An Oxford-based medical technology startup GaitQ And the Swiss medical devices company MachineMD Announced a joint award of a $1 million research grant from Innovation UK And That he had known To enable the collection and analysis of important movement data from people with Parkinson’s disease (PwP).

The grant will fund an 18-month research project that will record movement data from 100 UK and Swiss PwP people as they go about their daily lives, to help monitor disease progression more effectively.

The data will be used to identify patterns of behavior and provide doctors with insight to deliver more effective treatment plans, ultimately helping in early detection and treatment of the condition. Data will be collected and analyzed in University of Exeter (UoE) and University Hospital Zurich (USZ).

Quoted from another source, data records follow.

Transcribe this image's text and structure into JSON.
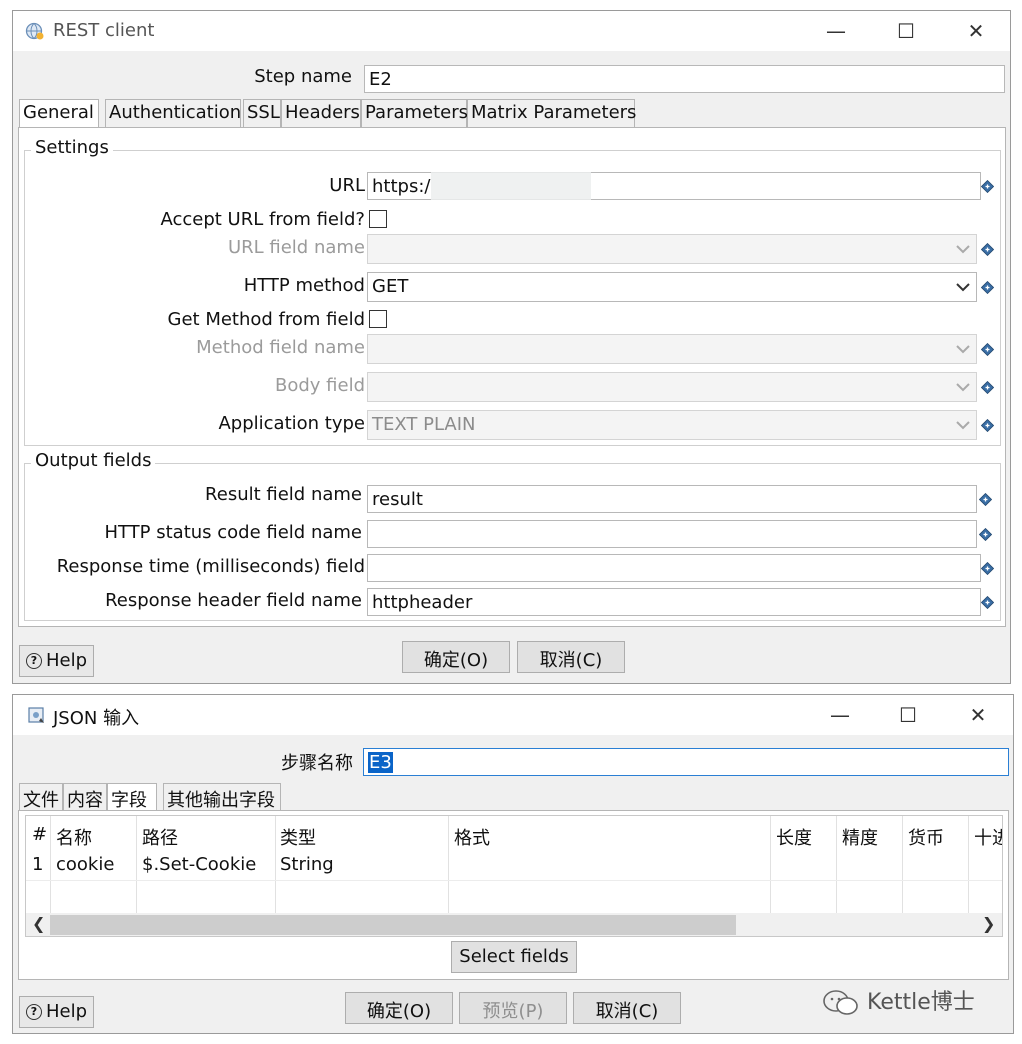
{
  "rest_dialog": {
    "title": "REST client",
    "step_name_label": "Step name",
    "step_name_value": "E2",
    "tabs": [
      "General",
      "Authentication",
      "SSL",
      "Headers",
      "Parameters",
      "Matrix Parameters"
    ],
    "settings_group": "Settings",
    "url_label": "URL",
    "url_value": "https:/",
    "accept_url_label": "Accept URL from field?",
    "url_field_name_label": "URL field name",
    "http_method_label": "HTTP method",
    "http_method_value": "GET",
    "get_method_label": "Get Method from field",
    "method_field_name_label": "Method field name",
    "body_field_label": "Body field",
    "application_type_label": "Application type",
    "application_type_value": "TEXT PLAIN",
    "output_group": "Output fields",
    "result_field_label": "Result field name",
    "result_field_value": "result",
    "http_status_label": "HTTP status code field name",
    "response_time_label": "Response time (milliseconds) field",
    "response_header_label": "Response header field name",
    "response_header_value": "httpheader",
    "help_label": "Help",
    "ok_label": "确定(O)",
    "cancel_label": "取消(C)"
  },
  "json_dialog": {
    "title": "JSON 输入",
    "step_name_label": "步骤名称",
    "step_name_value": "E3",
    "tabs": [
      "文件",
      "内容",
      "字段",
      "其他输出字段"
    ],
    "columns": [
      "#",
      "名称",
      "路径",
      "类型",
      "格式",
      "长度",
      "精度",
      "货币",
      "十进"
    ],
    "rows": [
      [
        "1",
        "cookie",
        "$.Set-Cookie",
        "String",
        "",
        "",
        "",
        "",
        ""
      ]
    ],
    "select_fields_label": "Select fields",
    "help_label": "Help",
    "ok_label": "确定(O)",
    "preview_label": "预览(P)",
    "cancel_label": "取消(C)"
  },
  "watermark": "Kettle博士",
  "icons": {
    "rest": "globe-icon",
    "json": "json-input-icon",
    "variable": "variable-diamond-icon",
    "dropdown": "chevron-down-icon",
    "help": "question-circle-icon"
  }
}
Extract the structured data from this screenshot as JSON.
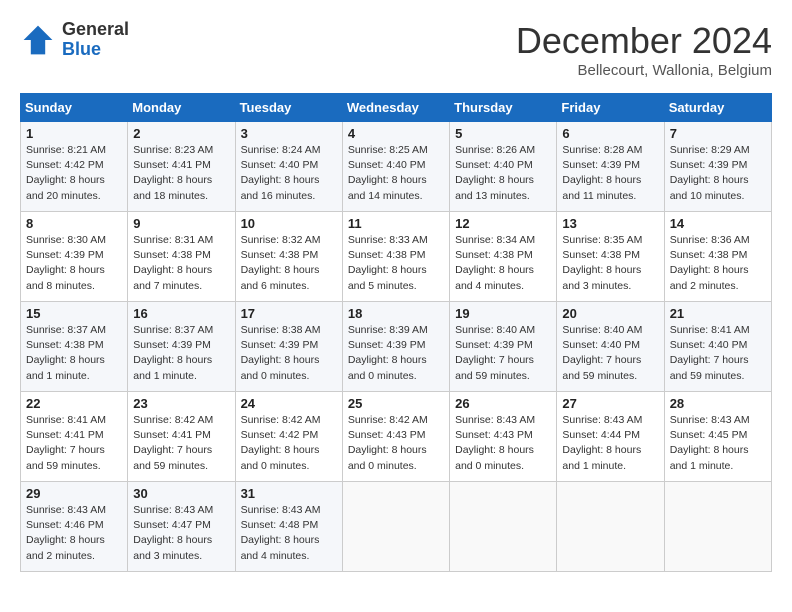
{
  "logo": {
    "general": "General",
    "blue": "Blue"
  },
  "title": "December 2024",
  "subtitle": "Bellecourt, Wallonia, Belgium",
  "days_header": [
    "Sunday",
    "Monday",
    "Tuesday",
    "Wednesday",
    "Thursday",
    "Friday",
    "Saturday"
  ],
  "weeks": [
    [
      {
        "day": "1",
        "sunrise": "8:21 AM",
        "sunset": "4:42 PM",
        "daylight": "8 hours and 20 minutes."
      },
      {
        "day": "2",
        "sunrise": "8:23 AM",
        "sunset": "4:41 PM",
        "daylight": "8 hours and 18 minutes."
      },
      {
        "day": "3",
        "sunrise": "8:24 AM",
        "sunset": "4:40 PM",
        "daylight": "8 hours and 16 minutes."
      },
      {
        "day": "4",
        "sunrise": "8:25 AM",
        "sunset": "4:40 PM",
        "daylight": "8 hours and 14 minutes."
      },
      {
        "day": "5",
        "sunrise": "8:26 AM",
        "sunset": "4:40 PM",
        "daylight": "8 hours and 13 minutes."
      },
      {
        "day": "6",
        "sunrise": "8:28 AM",
        "sunset": "4:39 PM",
        "daylight": "8 hours and 11 minutes."
      },
      {
        "day": "7",
        "sunrise": "8:29 AM",
        "sunset": "4:39 PM",
        "daylight": "8 hours and 10 minutes."
      }
    ],
    [
      {
        "day": "8",
        "sunrise": "8:30 AM",
        "sunset": "4:39 PM",
        "daylight": "8 hours and 8 minutes."
      },
      {
        "day": "9",
        "sunrise": "8:31 AM",
        "sunset": "4:38 PM",
        "daylight": "8 hours and 7 minutes."
      },
      {
        "day": "10",
        "sunrise": "8:32 AM",
        "sunset": "4:38 PM",
        "daylight": "8 hours and 6 minutes."
      },
      {
        "day": "11",
        "sunrise": "8:33 AM",
        "sunset": "4:38 PM",
        "daylight": "8 hours and 5 minutes."
      },
      {
        "day": "12",
        "sunrise": "8:34 AM",
        "sunset": "4:38 PM",
        "daylight": "8 hours and 4 minutes."
      },
      {
        "day": "13",
        "sunrise": "8:35 AM",
        "sunset": "4:38 PM",
        "daylight": "8 hours and 3 minutes."
      },
      {
        "day": "14",
        "sunrise": "8:36 AM",
        "sunset": "4:38 PM",
        "daylight": "8 hours and 2 minutes."
      }
    ],
    [
      {
        "day": "15",
        "sunrise": "8:37 AM",
        "sunset": "4:38 PM",
        "daylight": "8 hours and 1 minute."
      },
      {
        "day": "16",
        "sunrise": "8:37 AM",
        "sunset": "4:39 PM",
        "daylight": "8 hours and 1 minute."
      },
      {
        "day": "17",
        "sunrise": "8:38 AM",
        "sunset": "4:39 PM",
        "daylight": "8 hours and 0 minutes."
      },
      {
        "day": "18",
        "sunrise": "8:39 AM",
        "sunset": "4:39 PM",
        "daylight": "8 hours and 0 minutes."
      },
      {
        "day": "19",
        "sunrise": "8:40 AM",
        "sunset": "4:39 PM",
        "daylight": "7 hours and 59 minutes."
      },
      {
        "day": "20",
        "sunrise": "8:40 AM",
        "sunset": "4:40 PM",
        "daylight": "7 hours and 59 minutes."
      },
      {
        "day": "21",
        "sunrise": "8:41 AM",
        "sunset": "4:40 PM",
        "daylight": "7 hours and 59 minutes."
      }
    ],
    [
      {
        "day": "22",
        "sunrise": "8:41 AM",
        "sunset": "4:41 PM",
        "daylight": "7 hours and 59 minutes."
      },
      {
        "day": "23",
        "sunrise": "8:42 AM",
        "sunset": "4:41 PM",
        "daylight": "7 hours and 59 minutes."
      },
      {
        "day": "24",
        "sunrise": "8:42 AM",
        "sunset": "4:42 PM",
        "daylight": "8 hours and 0 minutes."
      },
      {
        "day": "25",
        "sunrise": "8:42 AM",
        "sunset": "4:43 PM",
        "daylight": "8 hours and 0 minutes."
      },
      {
        "day": "26",
        "sunrise": "8:43 AM",
        "sunset": "4:43 PM",
        "daylight": "8 hours and 0 minutes."
      },
      {
        "day": "27",
        "sunrise": "8:43 AM",
        "sunset": "4:44 PM",
        "daylight": "8 hours and 1 minute."
      },
      {
        "day": "28",
        "sunrise": "8:43 AM",
        "sunset": "4:45 PM",
        "daylight": "8 hours and 1 minute."
      }
    ],
    [
      {
        "day": "29",
        "sunrise": "8:43 AM",
        "sunset": "4:46 PM",
        "daylight": "8 hours and 2 minutes."
      },
      {
        "day": "30",
        "sunrise": "8:43 AM",
        "sunset": "4:47 PM",
        "daylight": "8 hours and 3 minutes."
      },
      {
        "day": "31",
        "sunrise": "8:43 AM",
        "sunset": "4:48 PM",
        "daylight": "8 hours and 4 minutes."
      },
      null,
      null,
      null,
      null
    ]
  ],
  "labels": {
    "sunrise": "Sunrise:",
    "sunset": "Sunset:",
    "daylight": "Daylight:"
  }
}
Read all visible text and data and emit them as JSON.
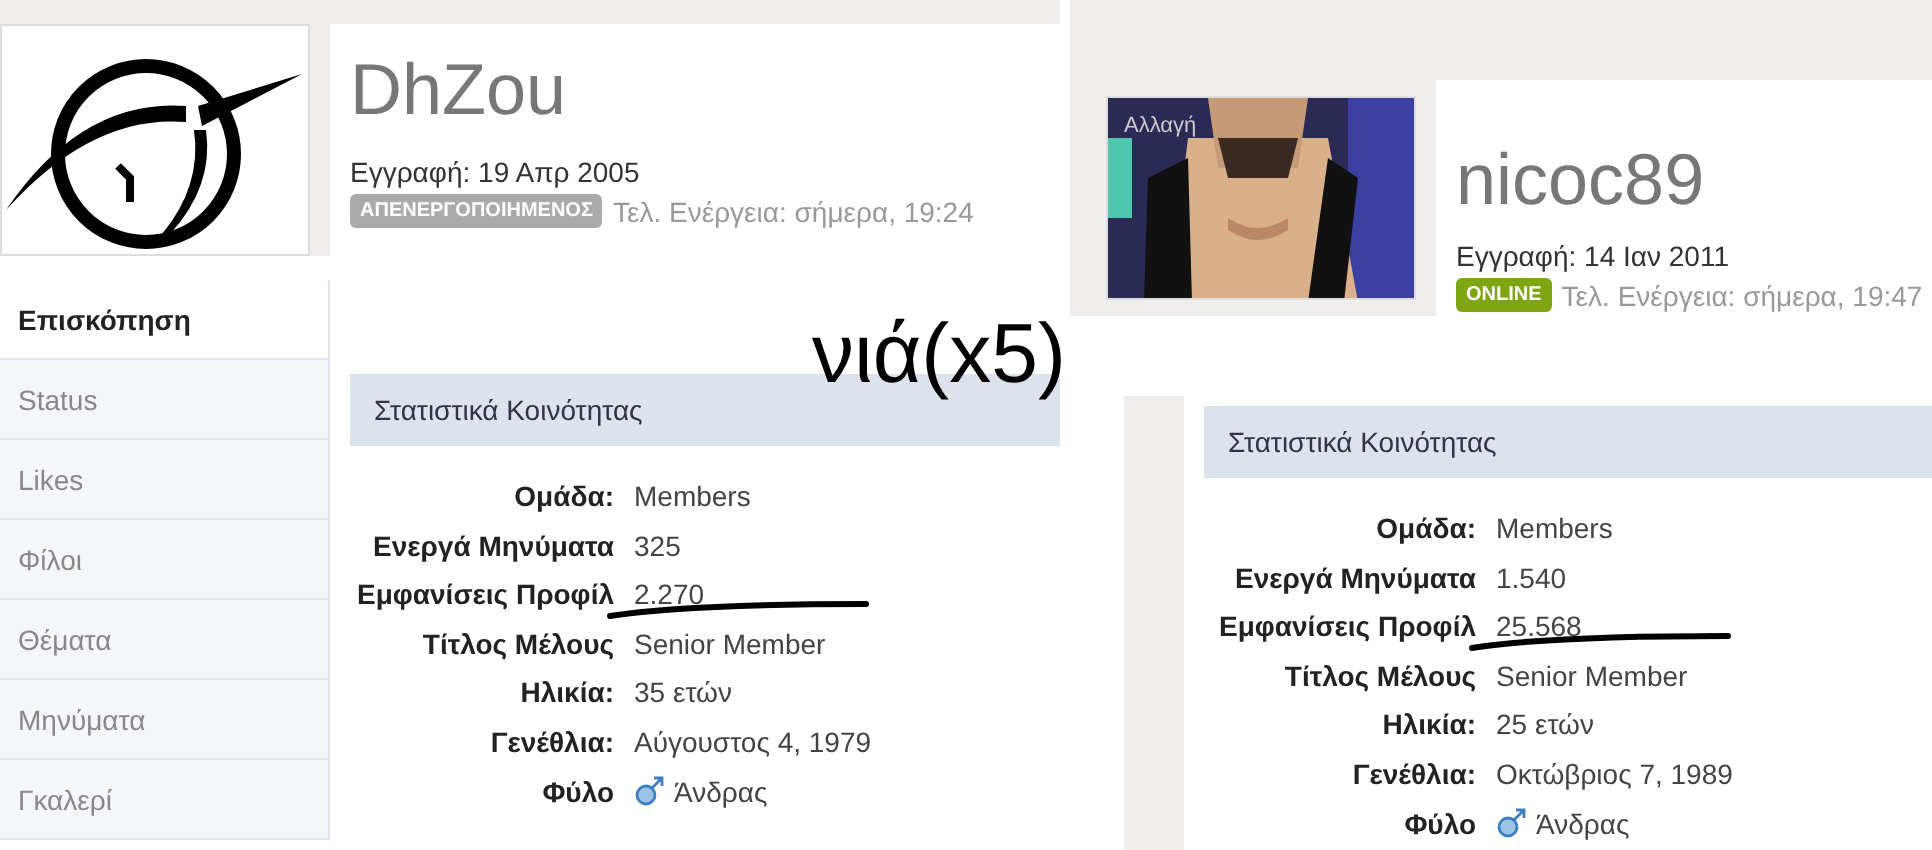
{
  "profiles": [
    {
      "avatar": {
        "kind": "logo"
      },
      "username": "DhZou",
      "joined": "Εγγραφή: 19 Απρ 2005",
      "status": {
        "label": "ΑΠΕΝΕΡΓΟΠΟΙΗΜΕΝΟΣ",
        "kind": "offline"
      },
      "last_activity": "Τελ. Ενέργεια: σήμερα, 19:24",
      "nav": [
        {
          "label": "Επισκόπηση",
          "selected": true
        },
        {
          "label": "Status",
          "selected": false
        },
        {
          "label": "Likes",
          "selected": false
        },
        {
          "label": "Φίλοι",
          "selected": false
        },
        {
          "label": "Θέματα",
          "selected": false
        },
        {
          "label": "Μηνύματα",
          "selected": false
        },
        {
          "label": "Γκαλερί",
          "selected": false
        }
      ],
      "stats": {
        "title": "Στατιστικά Κοινότητας",
        "rows": [
          {
            "label": "Ομάδα:",
            "value": "Members",
            "underlined": false
          },
          {
            "label": "Ενεργά Μηνύματα",
            "value": "325",
            "underlined": false
          },
          {
            "label": "Εμφανίσεις Προφίλ",
            "value": "2.270",
            "underlined": true
          },
          {
            "label": "Τίτλος Μέλους",
            "value": "Senior Member",
            "underlined": false
          },
          {
            "label": "Ηλικία:",
            "value": "35 ετών",
            "underlined": false
          },
          {
            "label": "Γενέθλια:",
            "value": "Αύγουστος 4, 1979",
            "underlined": false
          },
          {
            "label": "Φύλο",
            "value": "Άνδρας",
            "underlined": false,
            "kind": "gender"
          }
        ]
      }
    },
    {
      "avatar": {
        "kind": "picture",
        "overlay": "Αλλαγή"
      },
      "username": "nicoc89",
      "joined": "Εγγραφή: 14 Ιαν 2011",
      "status": {
        "label": "ONLINE",
        "kind": "online"
      },
      "last_activity": "Τελ. Ενέργεια: σήμερα, 19:47",
      "stats": {
        "title": "Στατιστικά Κοινότητας",
        "rows": [
          {
            "label": "Ομάδα:",
            "value": "Members",
            "underlined": false
          },
          {
            "label": "Ενεργά Μηνύματα",
            "value": "1.540",
            "underlined": false
          },
          {
            "label": "Εμφανίσεις Προφίλ",
            "value": "25.568",
            "underlined": true
          },
          {
            "label": "Τίτλος Μέλους",
            "value": "Senior Member",
            "underlined": false
          },
          {
            "label": "Ηλικία:",
            "value": "25 ετών",
            "underlined": false
          },
          {
            "label": "Γενέθλια:",
            "value": "Οκτώβριος 7, 1989",
            "underlined": false
          },
          {
            "label": "Φύλο",
            "value": "Άνδρας",
            "underlined": false,
            "kind": "gender"
          }
        ]
      }
    }
  ],
  "annotation": "νιά(x5)"
}
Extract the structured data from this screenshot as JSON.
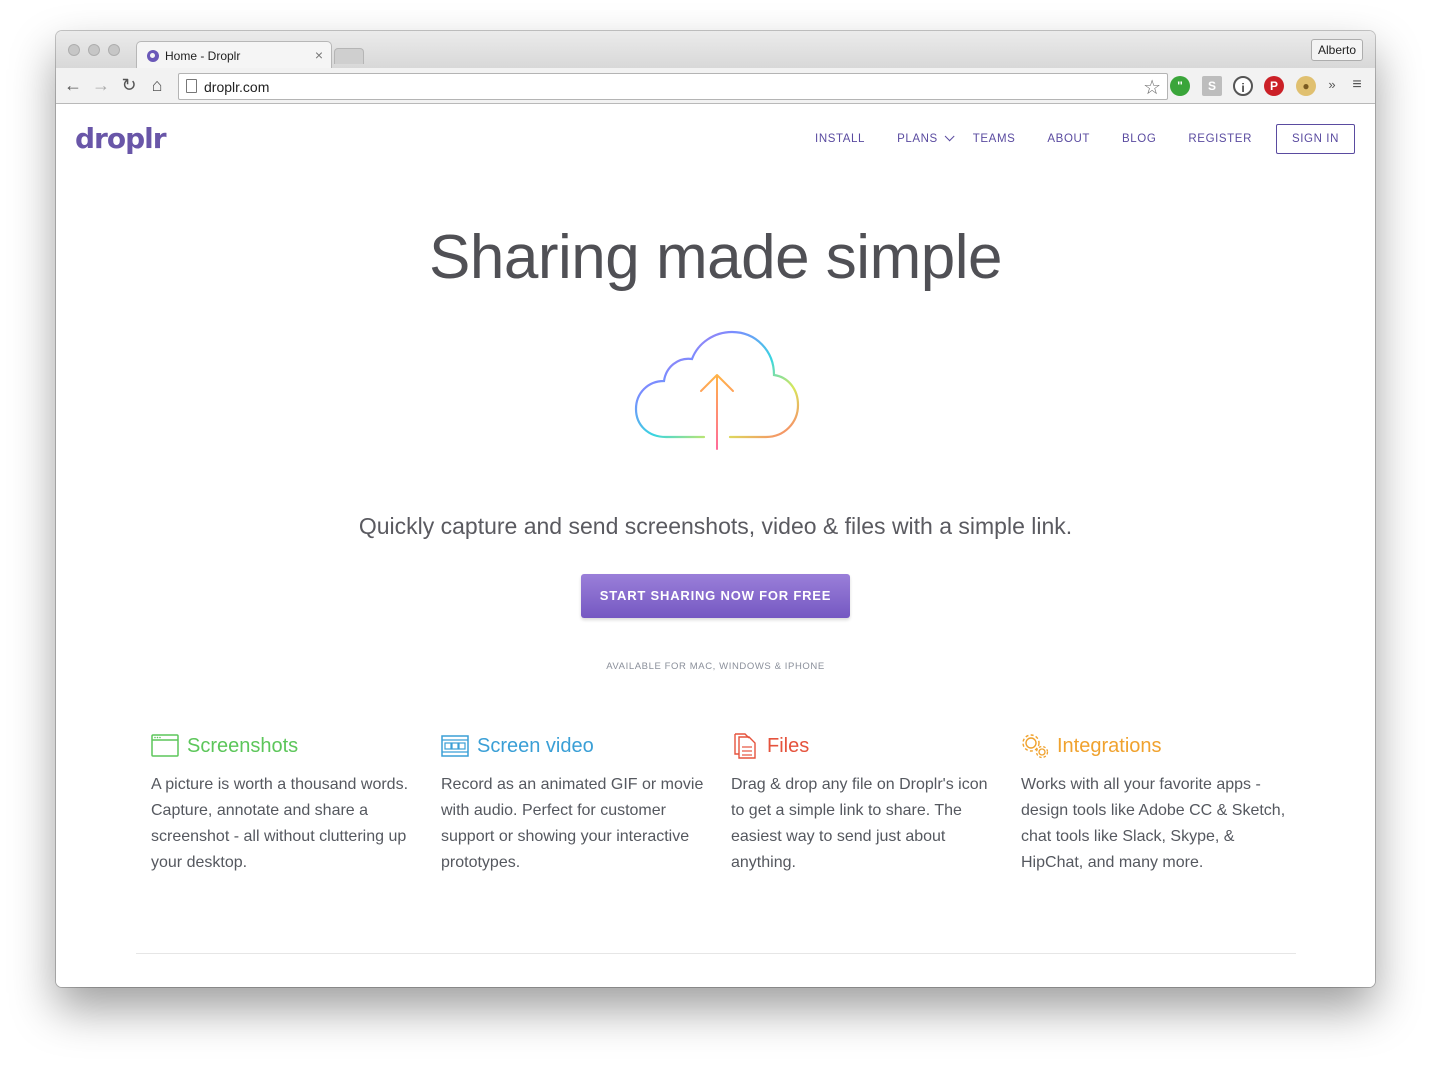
{
  "browser": {
    "tab_title": "Home - Droplr",
    "profile_name": "Alberto",
    "url": "droplr.com"
  },
  "site": {
    "logo_text": "droplr",
    "brand_color": "#6956a8",
    "nav": {
      "install": "INSTALL",
      "plans": "PLANS",
      "teams": "TEAMS",
      "about": "ABOUT",
      "blog": "BLOG",
      "register": "REGISTER",
      "sign_in": "SIGN IN"
    }
  },
  "hero": {
    "title": "Sharing made simple",
    "subtitle": "Quickly capture and send screenshots, video & files with a simple link.",
    "cta_label": "START SHARING NOW FOR FREE",
    "cta_note": "AVAILABLE FOR MAC, WINDOWS & IPHONE"
  },
  "features": [
    {
      "title": "Screenshots",
      "color": "#5cc65a",
      "icon": "screenshot-icon",
      "body": "A picture is worth a thousand words. Capture, annotate and share a screenshot - all without cluttering up your desktop."
    },
    {
      "title": "Screen video",
      "color": "#3a9fd6",
      "icon": "film-strip-icon",
      "body": "Record as an animated GIF or movie with audio. Perfect for customer support or showing your interactive prototypes."
    },
    {
      "title": "Files",
      "color": "#e5533d",
      "icon": "document-icon",
      "body": "Drag & drop any file on Droplr's icon to get a simple link to share. The easiest way to send just about anything."
    },
    {
      "title": "Integrations",
      "color": "#f0a22e",
      "icon": "gears-icon",
      "body": "Works with all your favorite apps - design tools like Adobe CC & Sketch, chat tools like Slack, Skype, & HipChat, and many more."
    }
  ]
}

The grant was announced on World Parkinson’s Day (11y April marks an important moment for the 10 million people worldwide living with the disease according to the company, a number it says is expected to double by 2030.

Parkinson’s disease is a movement condition with great variation in disease progression between individuals. By mapping these biomarkers in motion, gaitQ and machineMD hope to identify critical moments in the development of Parkinson’s disease and unlock better insight for better treatment.

“Typically, Parkinson’s disease can develop at a different pace in different individuals, so the impact varies greatly. This research identifies the key moments at which the condition progresses and aims to understand more about what causes this and why. Dr Tristan Collins, CEO of gaitQ, said: “This can help specialist doctors and physiotherapists create more appropriate and personalized treatment plans, ultimately helping PwP to manage their condition more independently and effectively.”

“People with Parkinson’s disease may remain asymptomatic of motor symptoms until 50-60% of dopaminergic neurons are lost and treatment does not begin until the late stage of the disease,” said Dr. Anna Cueto, neuroscientist at MachineMD. “Early and accurate diagnosis as well as monitoring are still important.” The subtleties of disease progression present important challenges.

“Abnormal motor function has been reported in 75-87.5% of Parkinson’s patients. Through this research grant, we aim to identify valuable digital biomarkers, which may help monitor diseases more accurately – opening new possibilities for timely treatment and strategies.” Personal therapeutic.